Ein weiterer wesentlicher Nachteil der Eigenverwaltung, zu dem bereits vorgenannten, besteht darin, dass die Geschäftsführung die Aufgaben eines Insolvenzverwalters selbst übernehmen muss. Dies erfordert einen entsprechenden zeitlichen Mehraufwand der bei größeren Unternehmen sich entsprechend als Opportunitätskosten bzw. Aufwand bemerkbar macht. Insbesondere bei kleinen Unternehmen wiegt dieser Mehraufwand schwer.
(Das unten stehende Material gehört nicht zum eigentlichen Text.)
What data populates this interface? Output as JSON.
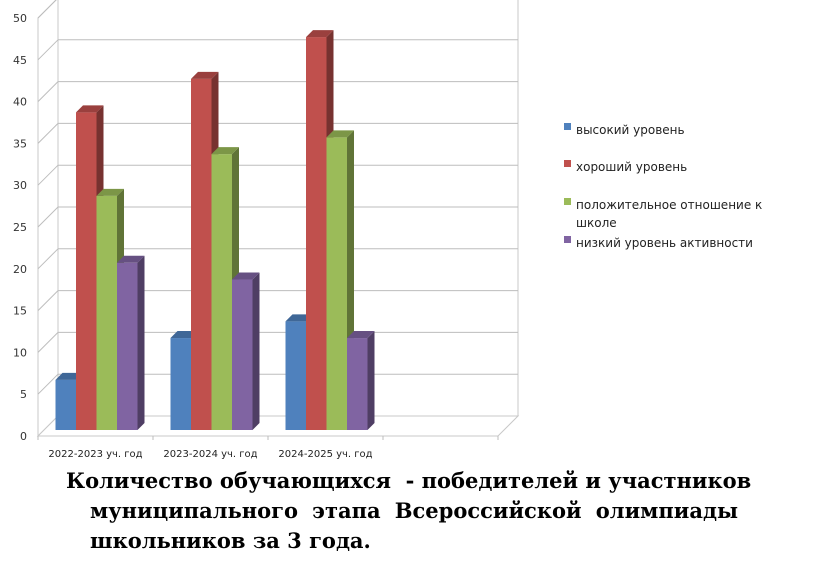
{
  "chart_data": {
    "type": "bar",
    "categories": [
      "2022-2023 уч. год",
      "2023-2024 уч. год",
      "2024-2025 уч. год"
    ],
    "series": [
      {
        "name": "высокий уровень",
        "values": [
          6,
          11,
          13
        ],
        "color": "#4f81bd"
      },
      {
        "name": "хороший уровень",
        "values": [
          38,
          42,
          47
        ],
        "color": "#c0504d"
      },
      {
        "name": "положительное отношение к школе",
        "values": [
          28,
          33,
          35
        ],
        "color": "#9bbb59"
      },
      {
        "name": "низкий уровень активности",
        "values": [
          20,
          18,
          11
        ],
        "color": "#8064a2"
      }
    ],
    "yticks": [
      "0",
      "5",
      "10",
      "15",
      "20",
      "25",
      "30",
      "35",
      "40",
      "45",
      "50"
    ],
    "ylim": [
      0,
      50
    ],
    "grid": true,
    "legend_position": "right",
    "title": "",
    "xlabel": "",
    "ylabel": ""
  },
  "legend": {
    "items": [
      "высокий уровень",
      "хороший уровень",
      "положительное отношение к",
      "школе",
      "низкий уровень активности"
    ]
  },
  "caption": {
    "line1": "Количество обучающихся  - победителей и участников",
    "line2": "муниципального этапа Всероссийской олимпиады",
    "line3": "школьников за 3 года."
  }
}
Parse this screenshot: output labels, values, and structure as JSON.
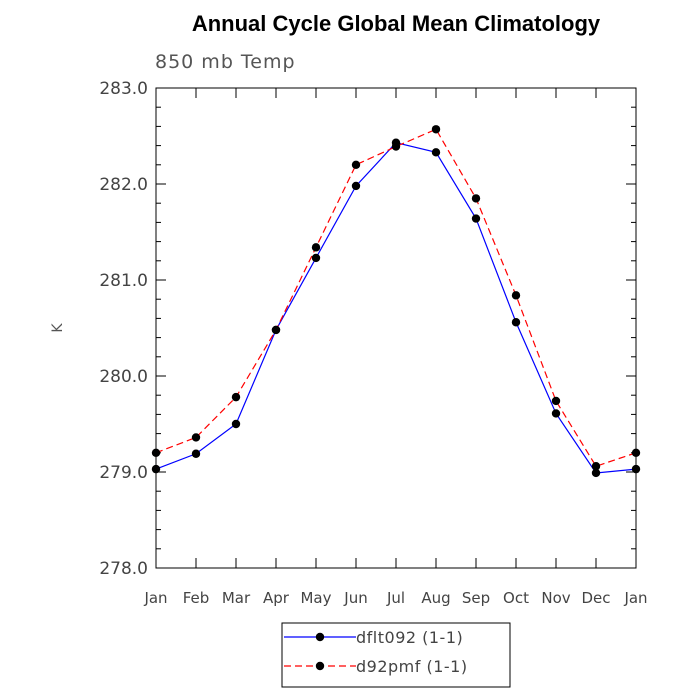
{
  "chart_data": {
    "type": "line",
    "title": "Annual Cycle Global Mean Climatology",
    "subtitle": "850 mb Temp",
    "xlabel": "",
    "ylabel": "K",
    "categories": [
      "Jan",
      "Feb",
      "Mar",
      "Apr",
      "May",
      "Jun",
      "Jul",
      "Aug",
      "Sep",
      "Oct",
      "Nov",
      "Dec",
      "Jan"
    ],
    "ylim": [
      278.0,
      283.0
    ],
    "yticks": [
      "278.0",
      "279.0",
      "280.0",
      "281.0",
      "282.0",
      "283.0"
    ],
    "grid": false,
    "legend_position": "bottom",
    "series": [
      {
        "name": "dflt092 (1-1)",
        "color": "#0000ff",
        "style": "solid",
        "marker": "circle",
        "values": [
          279.03,
          279.19,
          279.5,
          280.48,
          281.23,
          281.98,
          282.43,
          282.33,
          281.64,
          280.56,
          279.61,
          278.99,
          279.03
        ]
      },
      {
        "name": "d92pmf (1-1)",
        "color": "#ff0000",
        "style": "dashed",
        "marker": "circle",
        "values": [
          279.2,
          279.36,
          279.78,
          280.48,
          281.34,
          282.2,
          282.39,
          282.57,
          281.85,
          280.84,
          279.74,
          279.06,
          279.2
        ]
      }
    ]
  }
}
Daraus folgt, dass die Vorteile der Eigenverwaltung bei kleinen Unternehmen häufig nicht ausreichen, um die zusätzlichen Belastungen zu kompensieren. Aus diesem Grund eignet sich die Eigenverwaltung vor allem für größere Unternehmen.

Ein weiteres Sanierungsinstrument im Rahmen eines Insolvenzverfahrens ist das sogenannte Schutzschirmverfahren, das die Palette der Möglichkeiten zur Unternehmenssanierung erweitert. Dieses Verfahren, das mit der Einführung des ESUG durch den Gesetzgeber gemäß § 270b InsO eingeführt wurde, basiert im Kern auf der Eigenverwaltung.

Das Schutzschirmverfahren als Alternative

Der entscheidende Unterschied liegt jedoch in den Voraussetzungen: Das Schutzschirmverfahren steht nur Unternehmen offen, die sich in einer Situation drohender Zahlungsunfähigkeit befinden. Voraussetzung ist ein externes Gutachten, das belegt, dass das Unternehmen tatsächlich lediglich drohend zahlungsunfähig ist und dass eine Sanierung nicht von vornherein als aussichtslos eingestuft werden kann.

Die beiden vorgestellten Instrumente verdeutlichen, dass eine Insolvenz nicht zwangsläufig das Ende eines Unternehmens bedeuten muss – eine nachhaltige Sanierung ist durchaus möglich. Allerdings kann ein Eigenverwaltungsverfahren verweigert werden, insbesondere bei Insolvenzverschleppung. Dies ist der Fall, wenn ein Unternehmen über längere Zeit keine Sozialabgaben, Steuern oder andere Verbindlichkeiten begleicht und dadurch zahlungsunfähig wird.